Clinical Impact Ratings

GIM/FP/GP: 7 stars

Gastroenterology: 6 stars


Source Citation

Armstrong D, Talley NJ, Lauritsen K, et al. The role of acid suppression in patients with endoscopy-negative reflux disease: the effect of treatment with esomeprazole or omeprazole. Aliment Pharmacol Ther. 2004;20:413-21. [PubMed ID: 15298635]


Abstract

Question

In patients with endoscopy-negative reflux disease (ENRD), is esomeprazole more effective than omeprazole for resolving heartburn?

Methods

Design: 3 randomized controlled trials with similar design.

Allocation: {Concealed}†.*

Blinding: Blinded {patients, clinicians, data collectors, outcome assessors, data analysts, and monitoring committee}†.*

Follow-up period: 4 weeks (immediately at the end of therapy).
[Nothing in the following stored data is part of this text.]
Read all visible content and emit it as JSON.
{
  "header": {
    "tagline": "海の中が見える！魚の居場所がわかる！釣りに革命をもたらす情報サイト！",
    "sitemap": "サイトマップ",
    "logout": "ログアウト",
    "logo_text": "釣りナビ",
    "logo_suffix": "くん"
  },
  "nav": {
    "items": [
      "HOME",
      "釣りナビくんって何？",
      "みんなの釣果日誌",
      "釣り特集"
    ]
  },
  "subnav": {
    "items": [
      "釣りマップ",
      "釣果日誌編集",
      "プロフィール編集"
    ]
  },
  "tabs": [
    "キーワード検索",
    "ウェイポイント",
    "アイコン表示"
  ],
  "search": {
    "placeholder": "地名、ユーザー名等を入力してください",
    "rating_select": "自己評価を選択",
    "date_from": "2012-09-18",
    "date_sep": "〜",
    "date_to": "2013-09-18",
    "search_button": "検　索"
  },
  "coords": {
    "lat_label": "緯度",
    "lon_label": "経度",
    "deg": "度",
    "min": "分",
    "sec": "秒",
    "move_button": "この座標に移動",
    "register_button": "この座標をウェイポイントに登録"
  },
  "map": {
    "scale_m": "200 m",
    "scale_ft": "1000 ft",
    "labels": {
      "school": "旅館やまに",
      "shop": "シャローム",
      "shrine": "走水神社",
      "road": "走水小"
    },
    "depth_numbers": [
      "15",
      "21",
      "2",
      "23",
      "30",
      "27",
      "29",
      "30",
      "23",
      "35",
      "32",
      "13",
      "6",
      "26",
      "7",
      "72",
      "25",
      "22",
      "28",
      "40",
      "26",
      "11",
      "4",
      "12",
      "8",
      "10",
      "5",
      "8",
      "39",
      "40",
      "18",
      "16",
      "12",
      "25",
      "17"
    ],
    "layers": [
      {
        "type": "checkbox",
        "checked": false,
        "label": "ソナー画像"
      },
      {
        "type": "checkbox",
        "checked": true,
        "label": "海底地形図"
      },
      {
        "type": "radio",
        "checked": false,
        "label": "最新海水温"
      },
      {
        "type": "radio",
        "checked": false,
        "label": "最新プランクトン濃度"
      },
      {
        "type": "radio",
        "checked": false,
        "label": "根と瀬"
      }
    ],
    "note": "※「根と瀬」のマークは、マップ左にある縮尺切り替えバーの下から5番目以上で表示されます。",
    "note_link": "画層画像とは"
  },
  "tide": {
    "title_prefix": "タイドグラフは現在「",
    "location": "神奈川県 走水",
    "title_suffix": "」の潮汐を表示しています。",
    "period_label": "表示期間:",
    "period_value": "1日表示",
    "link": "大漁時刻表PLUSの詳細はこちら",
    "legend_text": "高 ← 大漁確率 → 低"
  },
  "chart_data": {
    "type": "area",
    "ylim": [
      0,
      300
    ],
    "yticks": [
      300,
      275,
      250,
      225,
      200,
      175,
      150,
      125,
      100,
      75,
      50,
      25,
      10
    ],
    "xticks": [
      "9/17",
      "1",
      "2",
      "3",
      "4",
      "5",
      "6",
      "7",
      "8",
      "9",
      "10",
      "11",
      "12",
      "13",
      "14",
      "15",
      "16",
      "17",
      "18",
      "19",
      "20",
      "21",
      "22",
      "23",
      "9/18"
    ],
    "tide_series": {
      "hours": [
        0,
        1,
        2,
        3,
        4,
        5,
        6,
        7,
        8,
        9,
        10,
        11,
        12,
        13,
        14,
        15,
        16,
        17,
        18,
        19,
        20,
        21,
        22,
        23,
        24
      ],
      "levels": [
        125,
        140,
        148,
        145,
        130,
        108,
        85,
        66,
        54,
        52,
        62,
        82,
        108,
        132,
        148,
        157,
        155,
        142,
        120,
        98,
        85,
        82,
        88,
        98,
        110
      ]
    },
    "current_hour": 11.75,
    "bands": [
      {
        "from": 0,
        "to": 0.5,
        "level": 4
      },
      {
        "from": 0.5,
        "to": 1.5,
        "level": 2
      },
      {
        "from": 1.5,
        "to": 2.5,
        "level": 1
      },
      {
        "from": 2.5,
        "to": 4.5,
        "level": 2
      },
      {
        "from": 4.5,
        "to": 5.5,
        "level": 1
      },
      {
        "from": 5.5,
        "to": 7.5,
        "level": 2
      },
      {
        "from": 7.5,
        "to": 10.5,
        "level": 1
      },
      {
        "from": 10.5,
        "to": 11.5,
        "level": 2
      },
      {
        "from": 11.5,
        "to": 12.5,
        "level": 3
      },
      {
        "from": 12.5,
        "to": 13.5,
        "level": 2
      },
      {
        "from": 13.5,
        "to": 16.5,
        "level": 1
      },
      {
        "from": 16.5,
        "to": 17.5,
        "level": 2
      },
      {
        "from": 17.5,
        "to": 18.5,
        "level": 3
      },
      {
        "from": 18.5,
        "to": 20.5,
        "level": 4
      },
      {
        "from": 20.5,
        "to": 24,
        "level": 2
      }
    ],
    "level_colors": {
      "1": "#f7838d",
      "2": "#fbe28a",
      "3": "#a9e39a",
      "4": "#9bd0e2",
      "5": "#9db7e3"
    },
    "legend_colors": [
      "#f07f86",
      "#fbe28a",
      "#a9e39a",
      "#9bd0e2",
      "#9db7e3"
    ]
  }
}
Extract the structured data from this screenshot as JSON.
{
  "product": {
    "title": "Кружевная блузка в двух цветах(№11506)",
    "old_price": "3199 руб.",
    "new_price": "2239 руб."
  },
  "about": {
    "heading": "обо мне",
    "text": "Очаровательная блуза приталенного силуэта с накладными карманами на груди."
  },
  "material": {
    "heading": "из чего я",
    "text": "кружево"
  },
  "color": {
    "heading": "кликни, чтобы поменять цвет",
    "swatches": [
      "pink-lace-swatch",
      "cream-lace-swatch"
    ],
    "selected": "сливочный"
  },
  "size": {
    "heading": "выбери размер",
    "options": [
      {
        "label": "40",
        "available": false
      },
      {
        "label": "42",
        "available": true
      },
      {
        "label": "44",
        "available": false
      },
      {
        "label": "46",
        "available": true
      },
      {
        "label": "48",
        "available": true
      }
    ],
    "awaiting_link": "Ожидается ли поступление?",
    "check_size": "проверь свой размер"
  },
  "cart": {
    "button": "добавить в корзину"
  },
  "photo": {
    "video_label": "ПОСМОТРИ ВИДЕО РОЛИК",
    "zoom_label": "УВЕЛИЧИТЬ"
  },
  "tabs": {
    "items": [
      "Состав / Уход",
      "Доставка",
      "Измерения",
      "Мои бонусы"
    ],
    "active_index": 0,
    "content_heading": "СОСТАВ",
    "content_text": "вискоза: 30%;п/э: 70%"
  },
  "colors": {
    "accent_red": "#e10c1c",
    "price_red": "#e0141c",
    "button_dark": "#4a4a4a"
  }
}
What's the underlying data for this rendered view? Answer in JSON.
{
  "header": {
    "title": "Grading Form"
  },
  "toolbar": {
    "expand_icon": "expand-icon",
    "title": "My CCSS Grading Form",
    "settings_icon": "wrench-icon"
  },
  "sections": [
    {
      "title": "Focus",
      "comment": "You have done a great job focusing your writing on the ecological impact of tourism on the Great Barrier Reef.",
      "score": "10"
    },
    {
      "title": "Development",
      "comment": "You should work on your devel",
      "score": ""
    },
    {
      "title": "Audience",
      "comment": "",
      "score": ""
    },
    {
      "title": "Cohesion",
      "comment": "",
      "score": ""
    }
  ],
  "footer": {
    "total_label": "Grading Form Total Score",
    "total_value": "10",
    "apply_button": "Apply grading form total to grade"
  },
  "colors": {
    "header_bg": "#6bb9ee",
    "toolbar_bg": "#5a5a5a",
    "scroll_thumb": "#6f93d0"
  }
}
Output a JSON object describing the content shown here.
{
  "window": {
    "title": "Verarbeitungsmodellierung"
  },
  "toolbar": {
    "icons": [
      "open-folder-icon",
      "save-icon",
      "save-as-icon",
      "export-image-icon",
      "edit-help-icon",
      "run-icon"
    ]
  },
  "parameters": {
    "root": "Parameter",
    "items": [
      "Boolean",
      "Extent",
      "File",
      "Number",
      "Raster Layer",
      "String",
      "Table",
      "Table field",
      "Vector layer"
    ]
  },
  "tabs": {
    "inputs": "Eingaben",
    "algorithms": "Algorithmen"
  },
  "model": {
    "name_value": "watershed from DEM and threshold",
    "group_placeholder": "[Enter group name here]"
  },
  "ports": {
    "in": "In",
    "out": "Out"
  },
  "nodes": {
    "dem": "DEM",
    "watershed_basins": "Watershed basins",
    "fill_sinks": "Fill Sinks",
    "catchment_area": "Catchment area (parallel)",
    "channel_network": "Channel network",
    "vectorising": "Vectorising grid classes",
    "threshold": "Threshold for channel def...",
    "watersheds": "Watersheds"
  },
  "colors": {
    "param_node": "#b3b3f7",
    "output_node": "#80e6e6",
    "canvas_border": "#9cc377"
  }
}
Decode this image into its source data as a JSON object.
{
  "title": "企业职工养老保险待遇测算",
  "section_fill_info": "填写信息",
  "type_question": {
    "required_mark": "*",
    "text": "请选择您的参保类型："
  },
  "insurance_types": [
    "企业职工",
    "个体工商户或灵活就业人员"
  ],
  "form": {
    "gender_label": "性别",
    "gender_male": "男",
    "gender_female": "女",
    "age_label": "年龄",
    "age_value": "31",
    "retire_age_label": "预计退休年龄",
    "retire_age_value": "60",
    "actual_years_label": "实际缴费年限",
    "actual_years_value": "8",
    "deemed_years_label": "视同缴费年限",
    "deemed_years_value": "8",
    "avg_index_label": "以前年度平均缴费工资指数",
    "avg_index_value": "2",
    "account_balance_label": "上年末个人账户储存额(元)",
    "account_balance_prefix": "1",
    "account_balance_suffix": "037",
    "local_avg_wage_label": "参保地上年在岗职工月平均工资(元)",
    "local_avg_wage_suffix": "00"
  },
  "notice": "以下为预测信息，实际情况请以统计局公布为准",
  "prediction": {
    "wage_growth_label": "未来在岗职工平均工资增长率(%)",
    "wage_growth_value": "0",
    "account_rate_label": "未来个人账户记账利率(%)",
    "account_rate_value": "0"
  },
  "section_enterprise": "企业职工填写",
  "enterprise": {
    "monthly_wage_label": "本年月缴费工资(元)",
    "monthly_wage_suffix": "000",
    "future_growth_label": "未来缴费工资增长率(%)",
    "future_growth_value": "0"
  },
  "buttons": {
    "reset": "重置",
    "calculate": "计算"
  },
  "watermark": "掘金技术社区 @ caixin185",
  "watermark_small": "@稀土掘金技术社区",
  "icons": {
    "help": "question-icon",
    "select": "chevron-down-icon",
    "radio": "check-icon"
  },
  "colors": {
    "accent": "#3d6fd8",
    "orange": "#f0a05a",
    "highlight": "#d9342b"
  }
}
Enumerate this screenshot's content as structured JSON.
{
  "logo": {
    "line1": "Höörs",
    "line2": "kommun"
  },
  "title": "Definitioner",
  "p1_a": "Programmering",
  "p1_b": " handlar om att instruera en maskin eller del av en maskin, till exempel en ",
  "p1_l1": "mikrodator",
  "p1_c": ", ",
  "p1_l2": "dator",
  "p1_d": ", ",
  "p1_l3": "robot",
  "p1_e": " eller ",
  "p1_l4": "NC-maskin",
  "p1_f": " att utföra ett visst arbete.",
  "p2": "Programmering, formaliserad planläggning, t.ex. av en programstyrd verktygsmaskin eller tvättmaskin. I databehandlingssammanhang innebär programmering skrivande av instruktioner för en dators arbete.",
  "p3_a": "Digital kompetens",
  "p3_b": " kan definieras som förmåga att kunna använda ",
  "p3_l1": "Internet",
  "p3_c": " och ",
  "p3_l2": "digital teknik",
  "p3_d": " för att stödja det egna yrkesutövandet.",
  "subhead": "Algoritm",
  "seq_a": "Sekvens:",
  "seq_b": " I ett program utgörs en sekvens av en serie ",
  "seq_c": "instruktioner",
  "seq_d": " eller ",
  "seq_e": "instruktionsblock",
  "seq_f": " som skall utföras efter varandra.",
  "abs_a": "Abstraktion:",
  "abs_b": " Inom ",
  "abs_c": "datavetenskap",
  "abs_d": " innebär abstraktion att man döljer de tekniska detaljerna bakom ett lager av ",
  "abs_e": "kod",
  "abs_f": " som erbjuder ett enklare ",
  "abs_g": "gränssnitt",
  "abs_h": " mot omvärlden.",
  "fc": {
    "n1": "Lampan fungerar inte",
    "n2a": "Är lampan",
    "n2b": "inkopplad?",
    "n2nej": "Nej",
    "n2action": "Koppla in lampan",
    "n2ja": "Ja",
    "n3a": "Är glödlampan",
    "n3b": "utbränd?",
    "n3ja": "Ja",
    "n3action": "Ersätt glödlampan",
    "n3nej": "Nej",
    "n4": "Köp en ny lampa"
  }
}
Setting: 10 countries (Canada, England, and Ireland [study A]; France, Germany, and Switzerland [study B]; and Denmark, Finland, Norway, and Sweden [study C]).

Patients: Patients with ENRD who were symptomatic, had heartburn as their main symptom for ≥ 6 months and for ≥ 4 days in the week before starting the study, and had normal results on endoscopy.

Intervention: In study A (n = 1282, mean age 48 y, 57% women), patients received esomeprazole, 40 mg (n = 425) or 20 mg (n = 423), or omeprazole, 20 mg (n = 434). In study B (n = 693, mean age 50 y, 55% women), patients received esomeprazole, 40 mg (n = 347), or omeprazole, 20 mg (n = 346). In study C (n = 670, mean age 49 y, 51% men), patients received esomeprazole, 20 mg (n = 336), or omeprazole, 20 mg (n = 334). All doses were taken orally in the morning, once daily for 4 weeks.

Outcome: Resolution of heartburn (no heartburn symptoms in the previous 7 d).

Patient follow-up: 100% (intention-to-treat analysis) for all 3 studies.

Main results

Groups did not differ for resolution of heartburn among the 3 studies (Table).

Conclusion

In patients with endoscopy-negative reflux disease, esomeprazole was not better than omeprazole for resolving heartburn.

*See Glossary.

†Information provided by author.

Source of funding: AstraZeneca R&D.

For correspondence: Professor N.J. Talley, Mayo Medical School, Rochester, MN, USA. E-mail talley.nicholas@mayo.edu.


Table. Esomeprazole, 40 or 20 mg, vs omeprazole, 20 mg, for resolution of heartburn at 4 weeks in endoscopy-negative reflux disease‡

Study Comparisons Event rates RBR (95% CI) NNH
A Esomeprazole 40 mg vs omeprazole 57% vs 58% 2% (−10 to 13) Not significant
RBI (CI) NNT
Esomeprazole 20 mg vs omeprazole 61% vs 58% 4% (−7 to 17) Not significant
B Esomeprazole 40 mg vs omeprazole 70% vs 68% 4% (−6 to 14) Not significant
C Esomeprazole 20 mg vs omeprazole 62% vs 60% 4% (−8 to 17) Not significant

‡RBR = relative benefit reduction. Other abbreviations defined in Glossary; RBR, RBI, NNH, NNT, and CI calculated from data in article.


Commentary

Patients present to family physicians with a constellation of upper gastrointestinal symptoms rather than a single complaint (1). If heartburn is predominant, these patients are considered to have gastroesophageal reflux disease (GERD). After endoscopy, these patients can be divided into those with erosive disease and those without (ENRD). However, because patients in practice are rarely investigated before receiving empiric drug treatment, the results of the study by Armstrong and colleagues are not generalizable to primary care.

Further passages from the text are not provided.